The ISIS White Widow Sally Jones is still alive and it is fighting in Syria
The fugitive jihadi, a former senior recruiter for the terrorist group, converted to a radical strain of Islam and traveled to Syria in 2013 to join a fellow Briton jihadist, but was thought to have been killed in mid-2017.
A captured Canadian ISIS fighter has told University of Waterloo extremism researcher Amarnath Amarasingam that Sally Jones escaped the June 2017 US drone strike aimed at taking her out, and is now hiding out in northeast Syria.
The foreign fighter, captured by Kurdish forces, “claimed she was still alive and probably in final (ISIS) holdouts of Hajin or As-Shafah,” Amarasingam told The Mirror. “If true, we may find her captured soon,” he added.
The captured militant’s testimony appears to lend credence to a US terror target list with Jones’ name on it published in April.
Joe, or JoJo, Jones’ 12-year-old son, whom she took with her to Syria, was also reportedly seen alive in As-Shafah near the Iraqi border. He was earlier thought to have been killed with his mother in the 2017 strike.
Jones, 50, a former punk rock musician, had been a single mother of two living on social assistance before meeting her husband, Junaid Hussain, then 19, online.
Traveling with him to Syria in 2013, the woman pledged her allegiance to Daesh and began training female fighters and promoting Islamist fundamentalism online, becoming Britain’s most wanted woman terrorist.

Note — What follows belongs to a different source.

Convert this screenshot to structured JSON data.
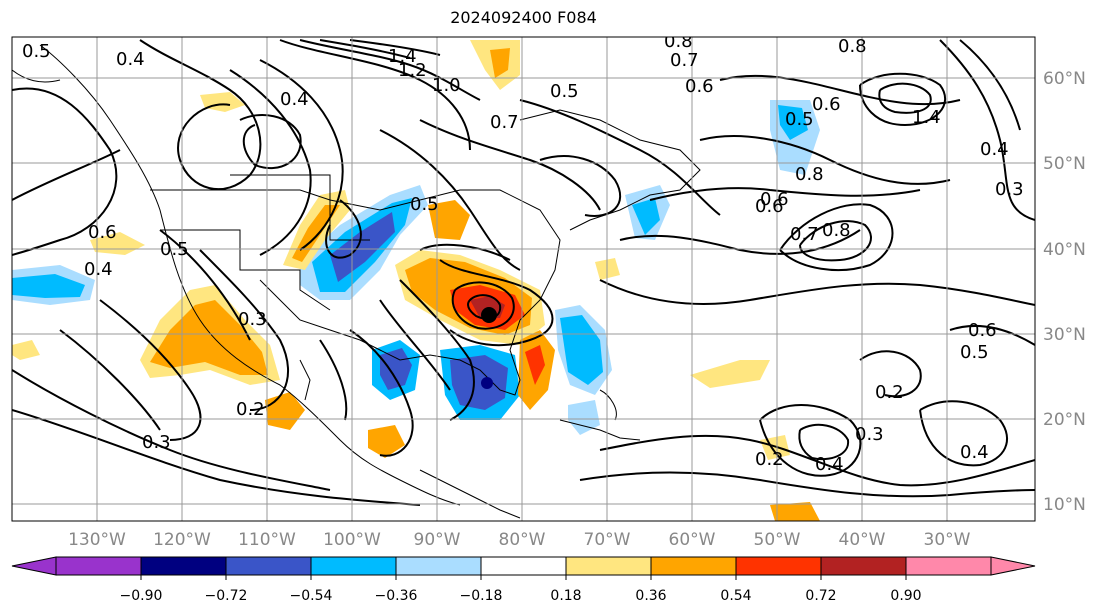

Given the nickname ‘White Widow’ by the UK media, and also using the pseudonym Umm Hussain al-Britani, Jones is thought to have recruited dozens of vulnerable British women into the terrorist group by boasting of the wonderful life found in ISIS’s so-called ‘caliphate’.
Living in Raqqa and put in charge of training all European female recruits, Jones encouraged converts to carry out terror attacks in the West, offered advice on how to travel to Syria, provided info on how to build home-made bombs, and defended the terrorist group’s brutal crimes, including beheadings, while posting pictures of herself with weapons on social media.
Hussain was killed in a US drone attack in 2015.
In 2016, Jones’ son was believed to have been used in a Daesh propaganda video. Wearing military fatigues, the child was shown holding a gun, standing over a kneeling prisoner in an orange jumpsuit before shooting him in the head. His grandparents later said they recognized him in the footage, with his grandfather describing the boy as a “lost soul.”
Daesh, a terrorist group outlawed in Russia and many other countries, conquered wide swathes of Iraq and Syria between 2014 and 2015, before being driven back by Iraqi, Syrian, and Syrian Kurdish forces and their allies. By 2018, the terrorist group’s holdings shrank to a few pockets in eastern Syria along the Euphrates River near the Iraqi border.